We compared the breakdown of policy status of these two regions with the remaining large regions, and found an interesting symmetry at the aggregated level.

 

 

This visualization shows that total log message count for each region is consistent. Only the breakdown differs. When we added up the number of "healthy" and "moderate" machines in any region except for region 5 and 10, the result was roughly the number of "moderate" machines in region 5 and 10. So, one possible explanation is that even if the machines are "healthy", their status is reported as "moderate". There might be a software bug in how the policy status is calculated for machines in these two regions.
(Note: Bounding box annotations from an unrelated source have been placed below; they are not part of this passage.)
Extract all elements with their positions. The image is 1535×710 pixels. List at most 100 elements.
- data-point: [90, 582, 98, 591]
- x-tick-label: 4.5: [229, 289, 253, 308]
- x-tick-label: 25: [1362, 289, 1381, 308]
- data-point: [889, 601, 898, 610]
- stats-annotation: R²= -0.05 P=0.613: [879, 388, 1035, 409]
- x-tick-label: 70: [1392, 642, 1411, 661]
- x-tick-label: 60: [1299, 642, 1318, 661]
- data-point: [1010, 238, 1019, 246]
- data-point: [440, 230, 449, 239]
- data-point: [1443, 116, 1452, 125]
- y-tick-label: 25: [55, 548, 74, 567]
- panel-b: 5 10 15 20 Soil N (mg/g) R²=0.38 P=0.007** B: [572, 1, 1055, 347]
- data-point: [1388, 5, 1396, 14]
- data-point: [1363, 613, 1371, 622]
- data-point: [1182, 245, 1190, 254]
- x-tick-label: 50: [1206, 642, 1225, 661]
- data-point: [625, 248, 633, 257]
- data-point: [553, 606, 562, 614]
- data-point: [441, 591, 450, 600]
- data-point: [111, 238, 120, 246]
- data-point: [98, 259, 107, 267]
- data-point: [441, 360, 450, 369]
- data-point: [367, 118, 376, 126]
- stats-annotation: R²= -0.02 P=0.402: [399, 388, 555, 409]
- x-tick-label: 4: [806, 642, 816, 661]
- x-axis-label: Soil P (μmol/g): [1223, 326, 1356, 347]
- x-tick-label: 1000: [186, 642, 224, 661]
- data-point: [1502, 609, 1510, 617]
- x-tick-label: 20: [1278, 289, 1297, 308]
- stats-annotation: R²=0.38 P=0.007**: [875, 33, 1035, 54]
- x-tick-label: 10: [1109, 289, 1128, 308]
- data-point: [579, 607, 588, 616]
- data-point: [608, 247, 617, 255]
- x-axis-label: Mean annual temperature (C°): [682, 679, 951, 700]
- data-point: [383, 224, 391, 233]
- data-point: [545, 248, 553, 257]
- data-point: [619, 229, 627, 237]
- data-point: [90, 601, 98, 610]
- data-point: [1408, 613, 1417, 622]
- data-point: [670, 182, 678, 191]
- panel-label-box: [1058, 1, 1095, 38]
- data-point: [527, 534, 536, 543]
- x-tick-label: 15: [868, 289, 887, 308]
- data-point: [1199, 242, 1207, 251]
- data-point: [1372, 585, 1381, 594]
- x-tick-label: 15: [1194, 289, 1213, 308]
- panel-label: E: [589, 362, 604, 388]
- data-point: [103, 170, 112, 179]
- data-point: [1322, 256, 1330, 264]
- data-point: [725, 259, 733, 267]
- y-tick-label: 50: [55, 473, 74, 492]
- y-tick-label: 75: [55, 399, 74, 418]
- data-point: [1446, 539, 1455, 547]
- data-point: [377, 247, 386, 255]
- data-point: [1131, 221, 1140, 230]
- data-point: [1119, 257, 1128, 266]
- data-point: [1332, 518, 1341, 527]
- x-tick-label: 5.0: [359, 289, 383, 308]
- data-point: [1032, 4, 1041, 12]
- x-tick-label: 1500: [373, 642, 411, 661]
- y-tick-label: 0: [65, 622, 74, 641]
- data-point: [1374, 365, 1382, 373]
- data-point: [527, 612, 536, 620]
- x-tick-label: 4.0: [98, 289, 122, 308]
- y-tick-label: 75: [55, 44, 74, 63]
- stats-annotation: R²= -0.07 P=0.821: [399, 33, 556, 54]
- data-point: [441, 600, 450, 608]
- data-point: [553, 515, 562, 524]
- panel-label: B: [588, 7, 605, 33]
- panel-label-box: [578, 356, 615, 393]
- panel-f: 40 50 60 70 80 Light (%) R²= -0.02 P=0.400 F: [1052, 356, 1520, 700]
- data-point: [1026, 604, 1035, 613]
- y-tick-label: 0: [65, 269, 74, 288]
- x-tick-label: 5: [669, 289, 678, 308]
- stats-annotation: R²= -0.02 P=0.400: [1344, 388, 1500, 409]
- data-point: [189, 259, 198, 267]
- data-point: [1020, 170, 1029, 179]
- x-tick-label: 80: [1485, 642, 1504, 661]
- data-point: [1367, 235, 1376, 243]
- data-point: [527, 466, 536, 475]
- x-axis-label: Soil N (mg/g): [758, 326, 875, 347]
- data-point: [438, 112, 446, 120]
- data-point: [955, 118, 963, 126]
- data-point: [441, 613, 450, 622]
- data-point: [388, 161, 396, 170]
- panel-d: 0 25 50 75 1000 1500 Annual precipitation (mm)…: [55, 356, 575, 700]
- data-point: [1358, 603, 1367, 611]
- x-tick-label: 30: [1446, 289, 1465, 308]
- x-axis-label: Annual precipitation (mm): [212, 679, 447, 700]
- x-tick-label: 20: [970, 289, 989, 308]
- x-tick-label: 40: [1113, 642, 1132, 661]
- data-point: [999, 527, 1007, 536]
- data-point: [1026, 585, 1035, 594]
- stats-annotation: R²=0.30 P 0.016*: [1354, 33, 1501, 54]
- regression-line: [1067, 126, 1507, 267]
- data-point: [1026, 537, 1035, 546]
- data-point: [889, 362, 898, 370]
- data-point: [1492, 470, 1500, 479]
Another possibility is that a local network issue is affecting all these machines, like a misconfigured regional domain name server.

 


 

The distribution of the number of connections among machine functions is constant - with one exception: when controlled for the "teller" function, we found that only machines in region 10 have maximum values above 50. In fact they go all the way to 100, twice as much as the maximum for all other machines in the network.

 

 

A look at these values over time shows that they are restricted to a window of 4 hours on February 3rd between 8:00 am and 12:00 pm BMT - a time where the activity was supposed to be much lower. We found that during this period almost all branches assigned to this region had at least some teller machines reporting connections at this level and that even the medians were above 60. There is a similar period of extraordinary activity in the previous day but less consistent.

 

 

What could cause the number of connections in so many teller machines to increase so dramatically? Maybe there was a bank run caused by bad economic news. If so, then the higher number of connections would be a reflection of an unusual number of bank customers going to the tellers to withdraw their money from their bank accounts.